3. new explain after analyze table
mysql> analyze table sid;
+----------+---------+----------+----------+
| Table    | Op      | Msg_type | Msg_text |
+----------+---------+----------+----------+
| yejr.sid | analyze | status   | OK       |
+----------+---------+----------+----------+
1 row in set (0.03 sec)

mysql> explain update sid set name = 'afasdfads' where id >= 94773\G
*************************** 1. row ***************************
           id: 1
  select_type: UPDATE
        table: sid
   partitions: NULL
         type: index
possible_keys: id
          key: PRIMARY
      key_len: 4
          ref: NULL
         rows: 99388
     filtered: 100.00
        Extra: Using where
1 row in set (0.00 sec)

mysql>explain select * from sid where id = 9490 for update\G
*************************** 1. row ***************************
           id: 1
  select_type: SIMPLE
        table: sid
   partitions: NULL
         type: ref
possible_keys: id
          key: id
      key_len: 4
          ref: const
         rows: 1
     filtered: 100.00
        Extra: NULL
1 row in set, 1 warning (0.00 sec)
[31 Jul 2017 13:25] MySQL Verification Team
Hi,
This still does not look like a bug.

What is the output of 

SELECT COUNT(*) FROM sid WHERE  id >= 94773;

If it's more then half of the 100063 (total no of raws) it's expected to do a full table scan (faster) and that will lock the whole table (like every full table scan will do). It is by design.

all best
Bogdan
[31 Jul 2017 13:41] Ye Jinrong
Hi,

mysql>SELECT COUNT(*) FROM sid WHERE  id >= 94773;
+----------+
| COUNT(*) |
+----------+
|    90784 |
+----------+
1 row in set (0.03 sec)

mysql>select count(*) from sid;
+----------+
| count(*) |
+----------+
|   100000 |
+----------+
1 row in set (0.04 sec)

I find the following in document:
Each table index is queried, and the best index is used unless the optimizer believes that it is more efficient to use a table scan. At one time, a scan was used based on whether the best index spanned more than 30% of the table, but a fixed percentage no longer determines the choice between using an index or a scan. The optimizer now is more complex and bases its estimate on additional factors such as table size, number of rows, and I/O block size.

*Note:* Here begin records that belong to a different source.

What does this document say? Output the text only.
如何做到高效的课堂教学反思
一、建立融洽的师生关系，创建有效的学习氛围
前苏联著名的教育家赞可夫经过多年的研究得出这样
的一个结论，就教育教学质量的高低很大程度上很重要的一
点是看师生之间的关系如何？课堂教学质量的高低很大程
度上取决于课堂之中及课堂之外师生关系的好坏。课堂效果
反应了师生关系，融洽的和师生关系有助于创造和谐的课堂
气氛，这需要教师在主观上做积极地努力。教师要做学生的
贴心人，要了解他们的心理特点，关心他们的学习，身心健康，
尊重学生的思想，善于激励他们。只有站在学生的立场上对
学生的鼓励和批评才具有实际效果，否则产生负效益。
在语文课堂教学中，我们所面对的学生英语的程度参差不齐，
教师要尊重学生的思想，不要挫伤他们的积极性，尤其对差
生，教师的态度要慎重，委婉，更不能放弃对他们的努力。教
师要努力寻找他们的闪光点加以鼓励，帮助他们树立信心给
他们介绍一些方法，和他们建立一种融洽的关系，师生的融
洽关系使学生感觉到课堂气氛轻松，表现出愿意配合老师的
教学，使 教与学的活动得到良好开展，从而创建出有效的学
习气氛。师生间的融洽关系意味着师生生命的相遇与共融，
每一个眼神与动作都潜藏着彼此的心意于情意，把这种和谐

from: https://dev.mysql.com/doc/refman/5.7/en/where-optimization.html

It is reasonable to do a full table scan when scan more than 20%-30% of the table, but when update a table, i think mysql can not lock all rows, it is not so reasonable :(

At last, as you says:
If it's more then half of the 100063 (total no of raws) it's expected to do a full table scan (faster) and that will lock the whole table (like every full table scan will do). It is by design.

My question is, what is the percentage, 50% or 20%-30%, which shoud be more than accurate?

thanks much :)
[31 Jul 2017 13:57] MySQL Verification Team
> It is reasonable to do a full table scan when scan more than 20%-30%
> of the table, but when update a table, i think mysql can not lock all 
> rows, it is not so reasonable :(

You cannot do a full table scan without locking full table.

> My question is, what is the percentage, 50% or 20%-30%, 
> which shoud be more than accurate?

There is no "set" percentage. Basic theory say if you need to get more then 30% it's cheaper to scan full table then to jump trough index. This is not the only factor optimizer takes into account so there is no fixed value where the optimizer will decide to do one or the other thing, and the way it works changes trough versions (it's getting better and smarter).

all best
Bogdan
[31 Jul 2017 14:20] Ye Jinrong
Hi Bogdan,

thank you much once more :)